Do you know what the price of gas will be in six months? How about the extent of the expected U.S. troop drawdown in Afghanistan by year’s end? As an individual, predicting such things with any degree of confidence may seem the stuff of science fiction, but UC Irvine cognitive scientists say it’s possible.

“As a group, people are collectively more intelligent than you might think,” says professor Mark Steyvers. “We all possess knowledge about different things, some more than others. If we pool these pieces of knowledge together, we can get a pretty accurate look at the big picture.”

It’s called the “wisdom of crowds” effect, and researchers are hoping to get your help putting it to the test.

Steyvers and fellow UCI cognitive sciences professors Michael Lee and William Batchelder are part of a national team given a grant by the Intelligence Advanced Research Projects Activity to develop statistical models based on the crowds concept that can, with increasing precision, forecast the future.

Working with the UCI trio are scientists from the University of Maryland, the University of Michigan, The Ohio State University, Fordham University, Wake Forest University, Wichita State University and private company Applied Research Associates.

They constitute one of five national teams to be funded by IARPA and must meet yearly goals to continue receiving support from the government agency.

In July, the UCI/multi-university team launched its models via a software program called Forecasting Ace. Through volunteer participation, the program will collect individual opinions on the likelihood of certain events within a specified time frame.

Before providing input, contributors must complete a short questionnaire in which they rate their subject-matter expertise in areas including science and technology, business and the economy, politics and policy, military and security, and sports and health.

After the self-assessment, participants can choose which questions about the future they’d like to answer.

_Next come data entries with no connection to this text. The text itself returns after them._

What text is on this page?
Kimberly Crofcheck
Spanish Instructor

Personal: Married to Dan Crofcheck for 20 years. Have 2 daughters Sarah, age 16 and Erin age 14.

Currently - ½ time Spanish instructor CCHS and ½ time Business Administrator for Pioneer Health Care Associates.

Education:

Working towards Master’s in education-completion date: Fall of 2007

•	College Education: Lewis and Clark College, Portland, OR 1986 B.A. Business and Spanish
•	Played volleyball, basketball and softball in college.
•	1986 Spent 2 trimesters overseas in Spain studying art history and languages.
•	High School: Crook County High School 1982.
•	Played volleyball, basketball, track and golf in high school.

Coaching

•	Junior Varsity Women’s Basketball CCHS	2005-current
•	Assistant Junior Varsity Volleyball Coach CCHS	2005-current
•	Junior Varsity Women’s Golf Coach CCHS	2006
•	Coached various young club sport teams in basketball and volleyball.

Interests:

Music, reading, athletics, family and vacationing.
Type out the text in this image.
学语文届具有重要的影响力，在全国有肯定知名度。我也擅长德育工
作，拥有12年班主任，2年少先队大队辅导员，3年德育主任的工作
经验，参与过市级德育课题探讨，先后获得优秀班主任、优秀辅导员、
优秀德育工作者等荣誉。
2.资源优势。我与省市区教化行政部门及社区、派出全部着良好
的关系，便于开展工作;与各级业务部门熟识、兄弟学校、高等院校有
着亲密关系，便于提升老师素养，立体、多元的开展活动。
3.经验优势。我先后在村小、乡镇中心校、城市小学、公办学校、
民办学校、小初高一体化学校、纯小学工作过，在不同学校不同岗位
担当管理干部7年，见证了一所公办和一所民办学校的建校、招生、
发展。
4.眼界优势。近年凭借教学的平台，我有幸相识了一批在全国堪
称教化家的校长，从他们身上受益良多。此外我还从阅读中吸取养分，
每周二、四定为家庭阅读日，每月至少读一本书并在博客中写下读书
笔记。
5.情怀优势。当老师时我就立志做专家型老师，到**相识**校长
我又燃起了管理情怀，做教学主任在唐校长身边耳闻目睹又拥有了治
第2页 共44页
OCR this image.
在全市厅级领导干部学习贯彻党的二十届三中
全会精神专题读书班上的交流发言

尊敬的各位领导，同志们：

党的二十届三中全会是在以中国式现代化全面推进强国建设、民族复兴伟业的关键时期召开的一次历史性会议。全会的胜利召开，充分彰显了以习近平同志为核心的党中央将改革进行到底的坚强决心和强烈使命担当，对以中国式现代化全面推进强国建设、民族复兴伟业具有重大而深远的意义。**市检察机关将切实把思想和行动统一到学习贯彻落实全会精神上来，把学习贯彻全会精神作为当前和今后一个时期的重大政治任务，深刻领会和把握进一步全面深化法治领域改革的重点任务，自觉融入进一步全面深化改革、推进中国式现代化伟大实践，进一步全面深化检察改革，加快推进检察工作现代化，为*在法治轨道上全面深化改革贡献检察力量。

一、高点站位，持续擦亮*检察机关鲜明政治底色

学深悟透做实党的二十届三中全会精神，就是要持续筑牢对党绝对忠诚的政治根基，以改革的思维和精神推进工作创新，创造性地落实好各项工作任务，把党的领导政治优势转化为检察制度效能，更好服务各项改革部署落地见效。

The software then aggregates and analyzes the collected data using models of human decision making created by the UCI scientists.

“Finding wisdom in crowds is fundamentally a cognitive science problem, because it’s about how people acquire knowledge and make judgments,” says Lee. The concept, while relatively recent, is similar to cultural consensus theory, which Batchelder has been developing for 30 years.

The newer computer and cognitive aspects draw on the expertise of Lee and Steyvers, who have been perfecting these modeling methods at UCI over the past four years through numerous lab experiments and analyses of real-world behavioral data. The professors, along with two student researchers, won a best-paper prize for this work at the July conference of the Cognitive Science Society.

The qualitative and quantitative results from these various studies have helped them construct novel ways of identifying experts by combining self-reported expertise levels and behavioral responses in their models.

As the time frame for a forecasting challenge – such as the likelihood of federal legislators agreeing to raise the U.S. debt ceiling by Aug. 2 – draws near, the UCI team runs the collected data through the models. During this process, “ace analysts” – true experts in their field – are identified, and their opinions are appropriately weighted, helping researchers derive a relatively sound prediction of the upcoming event’s outcome.

They currently don’t know a prediction’s degree of accuracy until the event does or does not occur, but continued data aggregation lets them hone the models to account for more complex and precise forecasting.

The resulting applied project has implications for government agencies interested in improving the accuracy of intelligence analysis. It may also have applications in the fields of business, medicine and policy.

Funding for the endeavor began in May and runs through April 2012, at which time it may be extended. During that period, the research program will strive to achieve a 20 percent increase in forecast accuracy compared with state-of-the-art alternatives. Subsequent years will aim for growth of 35, 50 and more percentage points.